Harrington, who is now entering his fifth year as executive director, described the various people who have helped make the chamber what it is, including staff, the board, volunteers and members. He compared their coordinated effort to the V formation used by Canada geese.
"Scientists have learned that as the birds flap their wings, it creates uplift for the bird immediately following," he said. By flying in a V formation, the flock adds at least 71 percent greater flying range than if each bird flew alone if anyone has witnessed the over 150 volunteers at this year's Garlic Fest, you could see the 71 percent lift we had by flying together."
Additionally, he said, geese honk from behind to encourage those in front to keep up their speed.
"Of course, many of us have been recipients of Lindy Lynch's honks," he said, to appreciative laughter from the audience.
Lynch was a former president of the chamber's board of directors and lead organizer of Bennington's popular Garlic and Herb Festival, the chamber's largest event that is known as Garlic Fest.
Lynch died last August at her home in North Bennington after a five-year battle with cancer.
At Friday's meeting, the chamber also introduced a 2020 budget for the organization, which the membership voted on and passed.
The business meeting portion of the event began with a tribute to Lynch.

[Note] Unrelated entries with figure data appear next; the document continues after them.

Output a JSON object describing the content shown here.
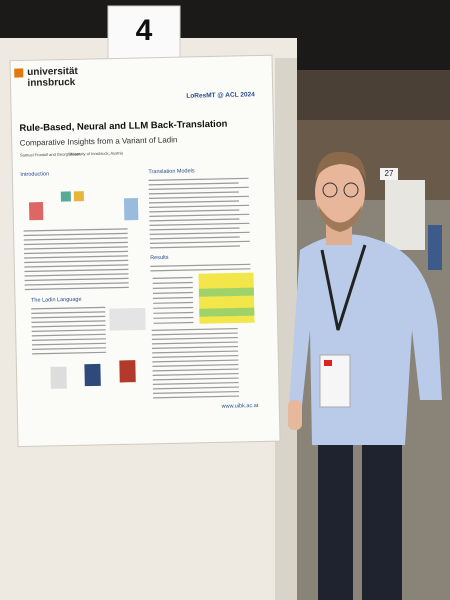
{
  "board_number": "4",
  "side_sign": "27",
  "poster": {
    "logo": {
      "line1": "universität",
      "line2": "innsbruck"
    },
    "venue": "LoResMT @ ACL 2024",
    "title": "Rule-Based, Neural and LLM Back-Translation",
    "subtitle": "Comparative Insights from a Variant of Ladin",
    "authors": "Samuel Frontull and Georg Moser",
    "affiliation": "University of Innsbruck, Austria",
    "sections": [
      "Introduction",
      "Translation Models",
      "The Ladin Language",
      "Results"
    ],
    "url": "www.uibk.ac.at"
  }
}
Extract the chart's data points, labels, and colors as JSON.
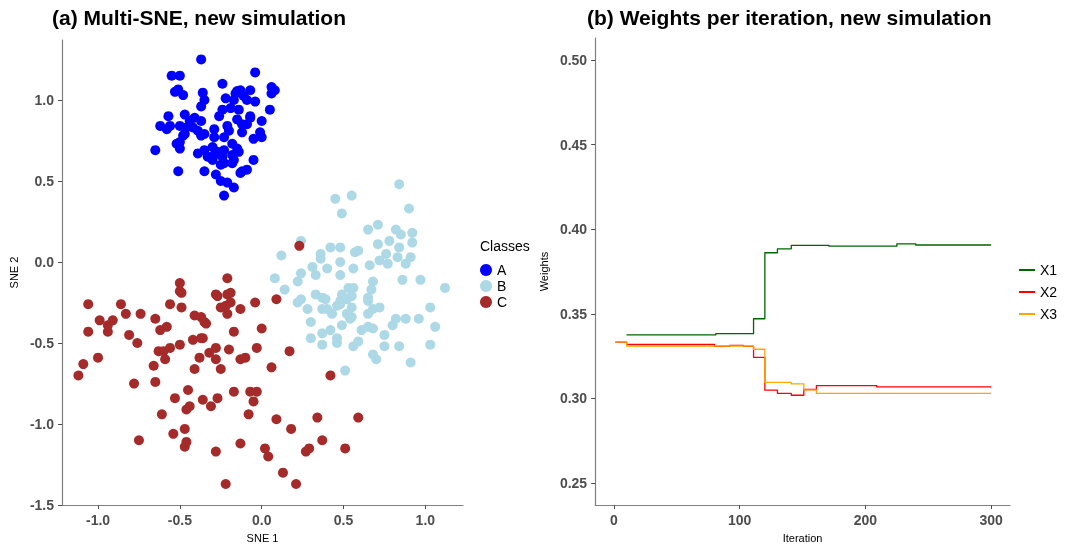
{
  "chart_data": [
    {
      "type": "scatter",
      "title": "(a) Multi-SNE, new simulation",
      "xlabel": "SNE 1",
      "ylabel": "SNE 2",
      "legend_title": "Classes",
      "legend": "right",
      "marker": "circle",
      "xlim": [
        -1.22,
        1.23
      ],
      "ylim": [
        -1.5,
        1.37
      ],
      "xticks": [
        {
          "value": -1,
          "label": "-1.0"
        },
        {
          "value": -0.5,
          "label": "-0.5"
        },
        {
          "value": 0,
          "label": "0.0"
        },
        {
          "value": 0.5,
          "label": "0.5"
        },
        {
          "value": 1,
          "label": "1.0"
        }
      ],
      "yticks": [
        {
          "value": -1.5,
          "label": "-1.5"
        },
        {
          "value": -1,
          "label": "-1.0"
        },
        {
          "value": -0.5,
          "label": "-0.5"
        },
        {
          "value": 0,
          "label": "0.0"
        },
        {
          "value": 0.5,
          "label": "0.5"
        },
        {
          "value": 1,
          "label": "1.0"
        }
      ],
      "series": [
        {
          "name": "A",
          "color": "#0000ff",
          "x": [
            -0.37,
            -0.55,
            -0.5,
            -0.04,
            -0.24,
            -0.53,
            -0.51,
            -0.48,
            -0.36,
            -0.35,
            -0.37,
            -0.22,
            -0.16,
            -0.13,
            -0.11,
            -0.07,
            -0.09,
            -0.04,
            0.06,
            0.08,
            0.06,
            0.05,
            -0.17,
            -0.24,
            -0.19,
            -0.14,
            -0.26,
            -0.57,
            -0.47,
            -0.41,
            -0.44,
            -0.62,
            -0.58,
            -0.56,
            -0.5,
            -0.46,
            -0.42,
            -0.39,
            -0.35,
            -0.37,
            -0.29,
            -0.21,
            -0.15,
            -0.12,
            -0.09,
            -0.07,
            0.0,
            -0.01,
            0.0,
            -0.12,
            -0.2,
            -0.47,
            -0.48,
            -0.65,
            -0.52,
            -0.5,
            -0.5,
            -0.39,
            -0.35,
            -0.3,
            -0.27,
            -0.23,
            -0.18,
            -0.15,
            -0.14,
            -0.05,
            -0.29,
            -0.23,
            -0.18,
            -0.17,
            -0.05,
            -0.23,
            -0.24,
            -0.33,
            -0.3,
            -0.25,
            -0.18,
            -0.51,
            -0.35,
            -0.28,
            -0.25,
            -0.21,
            -0.13,
            -0.12,
            -0.09,
            -0.17,
            -0.23,
            -0.15,
            -0.07,
            -0.37,
            -0.29
          ],
          "values": [
            1.25,
            1.15,
            1.15,
            1.17,
            1.1,
            1.05,
            1.065,
            1.03,
            1.045,
            1.0,
            0.96,
            1.01,
            1.04,
            1.06,
            1.025,
            1.06,
            1.0,
            0.99,
            1.08,
            1.06,
            1.04,
            0.94,
            1.0,
            0.94,
            0.95,
            0.94,
            0.9,
            0.9,
            0.91,
            0.89,
            0.87,
            0.84,
            0.82,
            0.84,
            0.84,
            0.83,
            0.83,
            0.81,
            0.79,
            0.78,
            0.82,
            0.84,
            0.88,
            0.85,
            0.85,
            0.89,
            0.87,
            0.8,
            0.77,
            0.8,
            0.81,
            0.79,
            0.78,
            0.69,
            0.73,
            0.74,
            0.7,
            0.67,
            0.69,
            0.71,
            0.68,
            0.69,
            0.73,
            0.7,
            0.68,
            0.76,
            0.77,
            0.77,
            0.66,
            0.63,
            0.63,
            0.61,
            0.65,
            0.65,
            0.63,
            0.6,
            0.61,
            0.56,
            0.56,
            0.54,
            0.5,
            0.49,
            0.55,
            0.56,
            0.57,
            0.46,
            0.41,
            1.055,
            0.9,
            0.87,
            0.66
          ]
        },
        {
          "name": "B",
          "color": "#add8e6",
          "x": [
            0.84,
            0.45,
            0.55,
            0.49,
            0.9,
            0.65,
            0.71,
            0.82,
            0.85,
            0.92,
            0.92,
            0.78,
            0.71,
            0.84,
            0.91,
            0.83,
            0.88,
            0.76,
            0.72,
            0.77,
            0.66,
            0.56,
            0.48,
            0.48,
            0.42,
            0.36,
            0.36,
            0.57,
            0.59,
            0.31,
            0.4,
            0.33,
            0.24,
            0.22,
            0.08,
            0.12,
            0.24,
            0.14,
            0.48,
            0.68,
            0.67,
            0.86,
            0.97,
            1.12,
            0.33,
            0.37,
            0.39,
            0.49,
            0.53,
            0.56,
            0.55,
            0.48,
            0.52,
            0.65,
            0.65,
            0.24,
            0.22,
            0.28,
            0.37,
            0.4,
            0.43,
            0.46,
            0.48,
            0.55,
            0.55,
            0.52,
            0.54,
            0.65,
            0.68,
            0.72,
            0.3,
            0.42,
            0.49,
            0.37,
            0.3,
            0.37,
            0.46,
            0.46,
            0.56,
            0.59,
            0.61,
            0.65,
            0.68,
            0.75,
            0.75,
            0.84,
            0.8,
            0.82,
            0.88,
            0.96,
            1.03,
            1.06,
            1.03,
            0.68,
            0.7,
            0.91,
            0.51
          ],
          "values": [
            0.48,
            0.39,
            0.41,
            0.3,
            0.33,
            0.2,
            0.23,
            0.2,
            0.17,
            0.18,
            0.12,
            0.13,
            0.11,
            0.09,
            0.03,
            0.03,
            -0.01,
            0.05,
            0.01,
            -0.01,
            -0.02,
            -0.04,
            0.0,
            0.09,
            0.09,
            0.05,
            0.02,
            0.06,
            0.07,
            -0.03,
            -0.04,
            -0.08,
            -0.07,
            -0.12,
            -0.1,
            0.04,
            0.13,
            -0.17,
            -0.08,
            -0.12,
            -0.17,
            -0.11,
            -0.11,
            -0.16,
            -0.2,
            -0.22,
            -0.23,
            -0.2,
            -0.16,
            -0.16,
            -0.21,
            -0.24,
            -0.23,
            -0.22,
            -0.24,
            -0.23,
            -0.25,
            -0.29,
            -0.29,
            -0.29,
            -0.32,
            -0.27,
            -0.26,
            -0.28,
            -0.34,
            -0.32,
            -0.35,
            -0.32,
            -0.29,
            -0.28,
            -0.37,
            -0.42,
            -0.39,
            -0.44,
            -0.47,
            -0.51,
            -0.47,
            -0.5,
            -0.52,
            -0.49,
            -0.42,
            -0.4,
            -0.41,
            -0.45,
            -0.52,
            -0.52,
            -0.39,
            -0.35,
            -0.35,
            -0.35,
            -0.28,
            -0.4,
            -0.51,
            -0.57,
            -0.6,
            -0.62,
            -0.67
          ]
        },
        {
          "name": "C",
          "color": "#a52a2a",
          "x": [
            0.23,
            -1.12,
            -1.09,
            -1.06,
            -1.06,
            -0.99,
            -1.0,
            -0.94,
            -0.94,
            -0.91,
            -0.86,
            -0.83,
            -0.81,
            -0.76,
            -0.74,
            -0.78,
            -0.75,
            -0.66,
            -0.65,
            -0.62,
            -0.65,
            -0.61,
            -0.59,
            -0.63,
            -0.6,
            -0.58,
            -0.56,
            -0.56,
            -0.54,
            -0.53,
            -0.5,
            -0.5,
            -0.49,
            -0.49,
            -0.5,
            -0.47,
            -0.46,
            -0.47,
            -0.46,
            -0.45,
            -0.44,
            -0.41,
            -0.41,
            -0.42,
            -0.37,
            -0.38,
            -0.35,
            -0.34,
            -0.37,
            -0.36,
            -0.32,
            -0.36,
            -0.31,
            -0.28,
            -0.27,
            -0.28,
            -0.28,
            -0.25,
            -0.28,
            -0.27,
            -0.25,
            -0.22,
            -0.21,
            -0.21,
            -0.19,
            -0.19,
            -0.21,
            -0.2,
            -0.17,
            -0.17,
            -0.13,
            -0.13,
            -0.1,
            -0.13,
            -0.08,
            -0.05,
            -0.07,
            -0.03,
            -0.04,
            -0.03,
            0.0,
            0.02,
            0.04,
            0.06,
            0.09,
            0.09,
            0.13,
            0.17,
            0.18,
            0.21,
            -0.22,
            0.27,
            0.29,
            0.34,
            0.37,
            0.42,
            0.51,
            0.59
          ],
          "values": [
            0.1,
            -0.7,
            -0.63,
            -0.26,
            -0.43,
            -0.36,
            -0.59,
            -0.43,
            -0.39,
            -0.36,
            -0.26,
            -0.32,
            -0.45,
            -0.5,
            -0.32,
            -0.75,
            -1.1,
            -0.64,
            -0.35,
            -0.42,
            -0.74,
            -0.94,
            -0.6,
            -0.55,
            -0.55,
            -0.4,
            -0.26,
            -0.53,
            -1.06,
            -0.84,
            -0.13,
            -0.18,
            -0.19,
            -0.28,
            -0.51,
            -1.03,
            -0.91,
            -1.14,
            -1.11,
            -0.79,
            -0.89,
            -0.66,
            -0.33,
            -0.48,
            -0.34,
            -0.59,
            -0.37,
            -0.38,
            -0.47,
            -0.47,
            -0.56,
            -0.85,
            -0.89,
            -0.2,
            -0.21,
            -0.53,
            -0.6,
            -0.66,
            -1.17,
            -0.84,
            -0.28,
            -0.27,
            -0.1,
            -0.2,
            -0.19,
            -0.25,
            -0.32,
            -0.54,
            -0.43,
            -0.8,
            -0.29,
            -0.6,
            -0.59,
            -1.12,
            -0.94,
            -0.86,
            -0.8,
            -0.8,
            -0.25,
            -0.53,
            -0.41,
            -1.15,
            -1.2,
            -0.65,
            -0.97,
            -0.23,
            -1.3,
            -0.55,
            -1.03,
            -1.37,
            -1.37,
            -1.17,
            -1.15,
            -0.96,
            -1.1,
            -0.7,
            -1.15,
            -0.96
          ]
        }
      ]
    },
    {
      "type": "step",
      "title": "(b) Weights per iteration, new simulation",
      "xlabel": "Iteration",
      "ylabel": "Weights",
      "legend": "right",
      "xlim": [
        -15,
        315
      ],
      "ylim": [
        0.237,
        0.513
      ],
      "xticks": [
        0,
        100,
        200,
        300
      ],
      "yticks": [
        {
          "value": 0.25,
          "label": "0.25"
        },
        {
          "value": 0.3,
          "label": "0.30"
        },
        {
          "value": 0.35,
          "label": "0.35"
        },
        {
          "value": 0.4,
          "label": "0.40"
        },
        {
          "value": 0.45,
          "label": "0.45"
        },
        {
          "value": 0.5,
          "label": "0.50"
        }
      ],
      "series": [
        {
          "name": "X1",
          "color": "#006400",
          "x": [
            10,
            81,
            111,
            120,
            130,
            141,
            171,
            225,
            240,
            300
          ],
          "values": [
            0.3376,
            0.3383,
            0.3471,
            0.3861,
            0.3884,
            0.3905,
            0.39,
            0.3913,
            0.3907,
            0.3907
          ]
        },
        {
          "name": "X2",
          "color": "#ff0000",
          "x": [
            1,
            10,
            80,
            92,
            103,
            111,
            120,
            130,
            141,
            151,
            161,
            209,
            300
          ],
          "values": [
            0.3333,
            0.332,
            0.3308,
            0.3314,
            0.3308,
            0.3243,
            0.3049,
            0.303,
            0.3019,
            0.3053,
            0.3076,
            0.3068,
            0.3068
          ]
        },
        {
          "name": "X3",
          "color": "#ffa500",
          "x": [
            1,
            10,
            111,
            120,
            141,
            151,
            161,
            300
          ],
          "values": [
            0.3335,
            0.331,
            0.3291,
            0.3095,
            0.3086,
            0.3051,
            0.303,
            0.303
          ]
        }
      ]
    }
  ]
}
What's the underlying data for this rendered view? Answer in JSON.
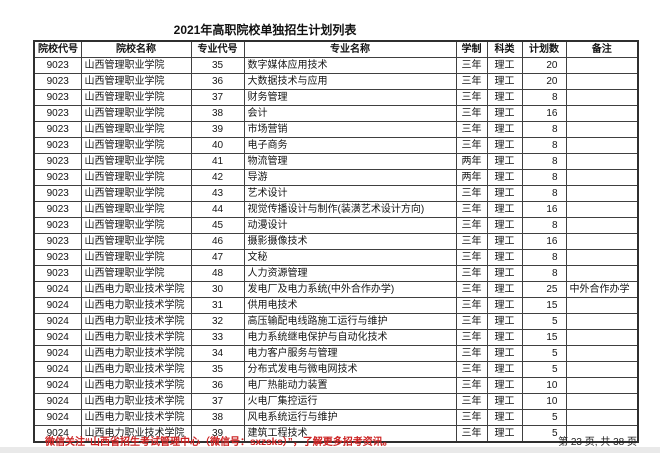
{
  "title": "2021年高职院校单独招生计划列表",
  "colors": {
    "notice_red": "#cc2222",
    "text": "#141414",
    "border": "#404040",
    "page_bg": "#ffffff"
  },
  "table": {
    "headers": [
      "院校代号",
      "院校名称",
      "专业代号",
      "专业名称",
      "学制",
      "科类",
      "计划数",
      "备注"
    ],
    "field_names": [
      "college-code",
      "college-name",
      "major-code",
      "major-name",
      "duration",
      "category",
      "plan-count",
      "remark"
    ],
    "rows": [
      [
        "9023",
        "山西管理职业学院",
        "35",
        "数字媒体应用技术",
        "三年",
        "理工",
        "20",
        ""
      ],
      [
        "9023",
        "山西管理职业学院",
        "36",
        "大数据技术与应用",
        "三年",
        "理工",
        "20",
        ""
      ],
      [
        "9023",
        "山西管理职业学院",
        "37",
        "财务管理",
        "三年",
        "理工",
        "8",
        ""
      ],
      [
        "9023",
        "山西管理职业学院",
        "38",
        "会计",
        "三年",
        "理工",
        "16",
        ""
      ],
      [
        "9023",
        "山西管理职业学院",
        "39",
        "市场营销",
        "三年",
        "理工",
        "8",
        ""
      ],
      [
        "9023",
        "山西管理职业学院",
        "40",
        "电子商务",
        "三年",
        "理工",
        "8",
        ""
      ],
      [
        "9023",
        "山西管理职业学院",
        "41",
        "物流管理",
        "两年",
        "理工",
        "8",
        ""
      ],
      [
        "9023",
        "山西管理职业学院",
        "42",
        "导游",
        "两年",
        "理工",
        "8",
        ""
      ],
      [
        "9023",
        "山西管理职业学院",
        "43",
        "艺术设计",
        "三年",
        "理工",
        "8",
        ""
      ],
      [
        "9023",
        "山西管理职业学院",
        "44",
        "视觉传播设计与制作(装潢艺术设计方向)",
        "三年",
        "理工",
        "16",
        ""
      ],
      [
        "9023",
        "山西管理职业学院",
        "45",
        "动漫设计",
        "三年",
        "理工",
        "8",
        ""
      ],
      [
        "9023",
        "山西管理职业学院",
        "46",
        "摄影摄像技术",
        "三年",
        "理工",
        "16",
        ""
      ],
      [
        "9023",
        "山西管理职业学院",
        "47",
        "文秘",
        "三年",
        "理工",
        "8",
        ""
      ],
      [
        "9023",
        "山西管理职业学院",
        "48",
        "人力资源管理",
        "三年",
        "理工",
        "8",
        ""
      ],
      [
        "9024",
        "山西电力职业技术学院",
        "30",
        "发电厂及电力系统(中外合作办学)",
        "三年",
        "理工",
        "25",
        "中外合作办学"
      ],
      [
        "9024",
        "山西电力职业技术学院",
        "31",
        "供用电技术",
        "三年",
        "理工",
        "15",
        ""
      ],
      [
        "9024",
        "山西电力职业技术学院",
        "32",
        "高压输配电线路施工运行与维护",
        "三年",
        "理工",
        "5",
        ""
      ],
      [
        "9024",
        "山西电力职业技术学院",
        "33",
        "电力系统继电保护与自动化技术",
        "三年",
        "理工",
        "15",
        ""
      ],
      [
        "9024",
        "山西电力职业技术学院",
        "34",
        "电力客户服务与管理",
        "三年",
        "理工",
        "5",
        ""
      ],
      [
        "9024",
        "山西电力职业技术学院",
        "35",
        "分布式发电与微电网技术",
        "三年",
        "理工",
        "5",
        ""
      ],
      [
        "9024",
        "山西电力职业技术学院",
        "36",
        "电厂热能动力装置",
        "三年",
        "理工",
        "10",
        ""
      ],
      [
        "9024",
        "山西电力职业技术学院",
        "37",
        "火电厂集控运行",
        "三年",
        "理工",
        "10",
        ""
      ],
      [
        "9024",
        "山西电力职业技术学院",
        "38",
        "风电系统运行与维护",
        "三年",
        "理工",
        "5",
        ""
      ],
      [
        "9024",
        "山西电力职业技术学院",
        "39",
        "建筑工程技术",
        "三年",
        "理工",
        "5",
        ""
      ]
    ]
  },
  "footer": {
    "notice": "微信关注“山西省招生考试管理中心（微信号：sxzsks）”，了解更多招考资讯。",
    "page_info": "第 23 页, 共 38 页"
  }
}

State Rep. Mary Morrissey, along with chamber leadership, presented the Lynch family with a state proclamation in honor of Lynch for her many years of service to the chamber, Garlic Fest and the Bennington community.
To end the meeting, Harrington and the executive board of the chamber presented the chamber's annual awards, which honors citizens' contributions to the area.
The D. Ed Moore Award, given to the member who best enhances the effectiveness of the Chamber and its programs, was awarded to Matt Willey of Ramunto's Pizza, the Buck Stop and The Avocado Pit.
Sue Andrews, the outgoing director of Greater Bennington Interfaith Community Services (GBICS), received the President's Award, which is given to a community member who has been an outstanding volunteer for the chamber.
The Bennington Redevelopment Group took home the Business Community Spirit Award, which is given to an organization for supporting community events and presenting Bennington in a positive light.
The redevelopment group received the award in connection with the Putnam Block redevelopment project.
Chris and Holly Wright and Sandra Danforth Fothergill, of the Bennington Blotter Facebook page and various town events, were awarded the Mike Williams Hospitality Award, which honors individuals with a positive attitude and pleasant manner in the promotion of Bennington.
The Young Professional of the Year Award in the community/nonprofit sector was awarded to Alexina Jones, acting director of operations at the Bennington Museum.
Ed Barbeau, of Global Z International, was awarded the Young Professional of the Year Award in the business sector.
Paula Maynard received the Regional Visionary Award, which is given to a person who has made significant contributions to the improvement of the business environment and quality of life in the Shires region as a whole.
The awards are determined by multiple factors including membership vote, past recipients, staff, annual dinner committee and the board.
The Bennington Banner was a sponsor of the event, along with other organizations, including Heritage Family Credit Union, Tomasi Sports and Awards, The Inn at Manchester, KW Brenda Jones Real Estate, Cummings and Dailey LLP, At Home Senior Care and Berkshire Sign Studio.